K8S start with 3 initial namespace
1. "default" 
2. "kube-system" for object created by k8s system
3. "kube-public" reserved for cluster usage. Anyone can access. 
Basically namespace is non-overlapping set of K8s objects. 
Object name must be unique within namespace. 


1.3 Controllers
===============

* Controllers are watch-loops
* Manage a set of podes as per "Labels and Selector"
* reconciliation loop drive cluster state from actual to desirable. So it query API server. 
* Benefits
1. App Reliability
2. Scaling
3. Load Balancing

Examples: 

1. Replication controller: to scale up and down. Maintain correct number of pods. It facilitate horizontal scaling and ensure that Pods are resilient in case of host or application failures. If a container goes down or a host becomes unavailable, Pods will re-start on different hosts as necessary to maintain a target
number of replicas. Now it replaces by Deployment Controller and ReplicaSet. 

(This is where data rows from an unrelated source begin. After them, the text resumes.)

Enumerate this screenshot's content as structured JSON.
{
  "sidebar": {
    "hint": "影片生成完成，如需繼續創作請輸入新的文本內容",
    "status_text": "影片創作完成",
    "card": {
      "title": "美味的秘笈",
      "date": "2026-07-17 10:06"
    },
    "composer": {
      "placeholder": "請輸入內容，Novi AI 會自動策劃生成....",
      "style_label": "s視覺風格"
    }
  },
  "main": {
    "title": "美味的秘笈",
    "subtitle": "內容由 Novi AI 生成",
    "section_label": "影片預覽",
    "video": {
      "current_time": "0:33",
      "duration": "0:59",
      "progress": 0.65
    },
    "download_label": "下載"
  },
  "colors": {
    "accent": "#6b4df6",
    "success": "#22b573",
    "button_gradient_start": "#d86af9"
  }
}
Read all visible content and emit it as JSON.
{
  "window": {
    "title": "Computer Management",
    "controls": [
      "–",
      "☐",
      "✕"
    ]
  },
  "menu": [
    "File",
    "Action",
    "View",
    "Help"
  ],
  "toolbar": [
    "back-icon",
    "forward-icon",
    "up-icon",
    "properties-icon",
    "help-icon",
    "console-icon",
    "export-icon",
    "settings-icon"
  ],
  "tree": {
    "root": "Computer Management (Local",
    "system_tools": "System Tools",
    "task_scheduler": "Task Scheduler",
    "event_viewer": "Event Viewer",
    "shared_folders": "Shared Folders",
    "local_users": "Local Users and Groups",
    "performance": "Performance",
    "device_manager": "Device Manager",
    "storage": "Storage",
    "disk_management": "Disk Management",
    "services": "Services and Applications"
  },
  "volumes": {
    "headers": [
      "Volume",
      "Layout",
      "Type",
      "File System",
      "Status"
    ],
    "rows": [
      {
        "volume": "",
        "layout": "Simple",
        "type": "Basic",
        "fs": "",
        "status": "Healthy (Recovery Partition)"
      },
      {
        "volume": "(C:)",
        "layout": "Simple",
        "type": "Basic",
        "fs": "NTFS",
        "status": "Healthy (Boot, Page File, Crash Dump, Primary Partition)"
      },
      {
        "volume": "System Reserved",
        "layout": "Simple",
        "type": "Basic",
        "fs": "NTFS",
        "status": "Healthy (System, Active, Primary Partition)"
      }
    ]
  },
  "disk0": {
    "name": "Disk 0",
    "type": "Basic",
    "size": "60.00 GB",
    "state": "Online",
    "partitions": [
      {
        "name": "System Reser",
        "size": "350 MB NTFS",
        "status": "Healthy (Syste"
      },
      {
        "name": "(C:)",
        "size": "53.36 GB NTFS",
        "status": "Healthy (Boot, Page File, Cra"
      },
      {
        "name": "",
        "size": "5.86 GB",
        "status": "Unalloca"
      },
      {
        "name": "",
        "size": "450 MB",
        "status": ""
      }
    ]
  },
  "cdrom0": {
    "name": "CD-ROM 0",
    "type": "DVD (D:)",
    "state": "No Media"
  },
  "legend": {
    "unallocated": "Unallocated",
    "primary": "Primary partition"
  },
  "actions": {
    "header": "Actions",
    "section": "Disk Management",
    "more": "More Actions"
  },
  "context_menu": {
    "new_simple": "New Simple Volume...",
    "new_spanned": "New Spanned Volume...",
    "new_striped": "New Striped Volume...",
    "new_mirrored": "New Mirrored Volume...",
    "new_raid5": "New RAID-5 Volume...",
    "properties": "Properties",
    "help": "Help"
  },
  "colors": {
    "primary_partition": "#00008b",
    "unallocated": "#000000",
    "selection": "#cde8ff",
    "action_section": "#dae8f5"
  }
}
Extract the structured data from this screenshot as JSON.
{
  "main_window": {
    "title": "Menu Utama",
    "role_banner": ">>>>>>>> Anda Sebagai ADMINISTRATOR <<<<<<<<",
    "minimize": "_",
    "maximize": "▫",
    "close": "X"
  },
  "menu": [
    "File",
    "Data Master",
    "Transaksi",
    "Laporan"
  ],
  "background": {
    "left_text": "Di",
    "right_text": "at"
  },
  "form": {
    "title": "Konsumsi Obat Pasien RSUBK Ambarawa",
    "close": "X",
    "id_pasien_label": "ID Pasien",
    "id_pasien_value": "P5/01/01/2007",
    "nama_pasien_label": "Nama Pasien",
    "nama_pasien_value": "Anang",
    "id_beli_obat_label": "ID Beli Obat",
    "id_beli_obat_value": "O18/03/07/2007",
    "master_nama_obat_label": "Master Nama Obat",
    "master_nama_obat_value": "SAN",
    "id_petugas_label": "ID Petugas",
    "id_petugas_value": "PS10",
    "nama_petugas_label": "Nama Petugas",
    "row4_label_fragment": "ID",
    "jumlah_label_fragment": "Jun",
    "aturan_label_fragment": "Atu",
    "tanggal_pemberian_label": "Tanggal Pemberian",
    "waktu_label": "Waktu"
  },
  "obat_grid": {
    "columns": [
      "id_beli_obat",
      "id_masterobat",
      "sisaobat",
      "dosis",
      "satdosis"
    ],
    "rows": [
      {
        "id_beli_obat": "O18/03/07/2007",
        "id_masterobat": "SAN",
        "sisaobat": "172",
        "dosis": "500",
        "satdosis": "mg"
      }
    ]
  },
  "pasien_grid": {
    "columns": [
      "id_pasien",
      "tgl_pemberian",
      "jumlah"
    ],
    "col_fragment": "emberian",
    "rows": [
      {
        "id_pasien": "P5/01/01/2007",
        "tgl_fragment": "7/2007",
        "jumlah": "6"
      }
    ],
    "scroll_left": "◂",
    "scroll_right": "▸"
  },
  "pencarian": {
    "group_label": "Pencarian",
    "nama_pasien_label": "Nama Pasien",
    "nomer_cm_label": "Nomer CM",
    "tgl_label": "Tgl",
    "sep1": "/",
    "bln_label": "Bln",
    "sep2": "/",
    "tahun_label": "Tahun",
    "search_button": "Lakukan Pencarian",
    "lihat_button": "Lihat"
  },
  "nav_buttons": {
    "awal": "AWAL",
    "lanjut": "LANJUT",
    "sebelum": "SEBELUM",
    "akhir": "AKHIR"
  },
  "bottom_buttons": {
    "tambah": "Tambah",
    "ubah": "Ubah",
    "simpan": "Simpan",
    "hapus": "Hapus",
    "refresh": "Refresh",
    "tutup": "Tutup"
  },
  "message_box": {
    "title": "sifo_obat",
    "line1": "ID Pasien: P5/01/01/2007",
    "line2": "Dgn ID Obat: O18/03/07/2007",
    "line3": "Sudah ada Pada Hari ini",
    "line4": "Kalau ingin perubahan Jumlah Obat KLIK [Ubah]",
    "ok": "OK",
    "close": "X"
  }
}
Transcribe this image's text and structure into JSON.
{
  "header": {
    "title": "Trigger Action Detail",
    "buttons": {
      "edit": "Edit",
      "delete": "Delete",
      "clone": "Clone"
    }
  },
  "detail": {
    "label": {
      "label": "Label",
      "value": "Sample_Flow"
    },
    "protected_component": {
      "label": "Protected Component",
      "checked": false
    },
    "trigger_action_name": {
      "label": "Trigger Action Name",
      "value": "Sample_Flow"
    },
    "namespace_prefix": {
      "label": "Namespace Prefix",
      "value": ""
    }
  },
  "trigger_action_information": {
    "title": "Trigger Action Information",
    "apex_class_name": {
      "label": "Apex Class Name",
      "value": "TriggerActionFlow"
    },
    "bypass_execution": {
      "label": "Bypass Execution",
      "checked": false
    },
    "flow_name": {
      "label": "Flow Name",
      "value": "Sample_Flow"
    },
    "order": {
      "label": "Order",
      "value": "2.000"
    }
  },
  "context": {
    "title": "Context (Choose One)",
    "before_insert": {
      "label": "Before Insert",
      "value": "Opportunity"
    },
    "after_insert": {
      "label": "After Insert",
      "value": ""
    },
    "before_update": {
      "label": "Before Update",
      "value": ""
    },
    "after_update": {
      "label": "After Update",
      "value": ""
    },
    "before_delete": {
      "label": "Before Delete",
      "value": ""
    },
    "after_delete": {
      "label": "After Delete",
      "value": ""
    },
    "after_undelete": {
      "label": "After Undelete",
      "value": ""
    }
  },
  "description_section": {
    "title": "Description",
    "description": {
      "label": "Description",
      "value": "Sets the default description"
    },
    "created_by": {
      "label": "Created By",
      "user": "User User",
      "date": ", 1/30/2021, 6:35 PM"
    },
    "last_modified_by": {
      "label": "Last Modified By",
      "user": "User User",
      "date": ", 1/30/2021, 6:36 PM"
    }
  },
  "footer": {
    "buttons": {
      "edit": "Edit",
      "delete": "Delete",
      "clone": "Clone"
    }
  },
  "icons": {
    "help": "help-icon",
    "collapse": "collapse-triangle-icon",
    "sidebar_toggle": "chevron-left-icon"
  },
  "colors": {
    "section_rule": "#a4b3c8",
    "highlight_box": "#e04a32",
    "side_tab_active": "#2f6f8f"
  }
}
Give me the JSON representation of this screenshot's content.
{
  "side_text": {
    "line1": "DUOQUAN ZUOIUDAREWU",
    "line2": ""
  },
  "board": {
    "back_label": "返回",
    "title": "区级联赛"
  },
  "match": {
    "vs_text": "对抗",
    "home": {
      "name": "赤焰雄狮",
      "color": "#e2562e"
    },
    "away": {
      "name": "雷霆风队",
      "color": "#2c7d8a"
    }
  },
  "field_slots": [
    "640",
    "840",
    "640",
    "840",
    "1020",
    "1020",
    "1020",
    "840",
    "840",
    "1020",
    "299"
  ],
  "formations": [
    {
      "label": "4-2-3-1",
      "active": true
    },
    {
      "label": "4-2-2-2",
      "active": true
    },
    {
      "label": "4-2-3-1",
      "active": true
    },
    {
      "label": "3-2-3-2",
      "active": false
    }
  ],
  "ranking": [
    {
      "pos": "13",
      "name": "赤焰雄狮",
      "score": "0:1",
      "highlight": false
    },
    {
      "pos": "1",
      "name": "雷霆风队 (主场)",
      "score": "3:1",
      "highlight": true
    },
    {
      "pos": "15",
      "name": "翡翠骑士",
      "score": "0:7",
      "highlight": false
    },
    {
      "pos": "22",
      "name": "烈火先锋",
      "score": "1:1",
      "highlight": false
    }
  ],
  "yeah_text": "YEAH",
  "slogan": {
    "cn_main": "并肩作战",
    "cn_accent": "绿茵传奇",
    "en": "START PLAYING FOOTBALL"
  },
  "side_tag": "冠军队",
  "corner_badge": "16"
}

2. Deployment controller : Declarative updates (YAML file) for pods and replica set. It updates PodTemplateSpec. So new Replicaset is created with new version of pod. If not OK, rollback to old Replicaset. Deployment ensures that resources are available such as (1) IP Address and (2) Storage. Then deploys ReplicaSet

Replicaset Controller: It deploys and restarts controller untill requested number of containers are running. 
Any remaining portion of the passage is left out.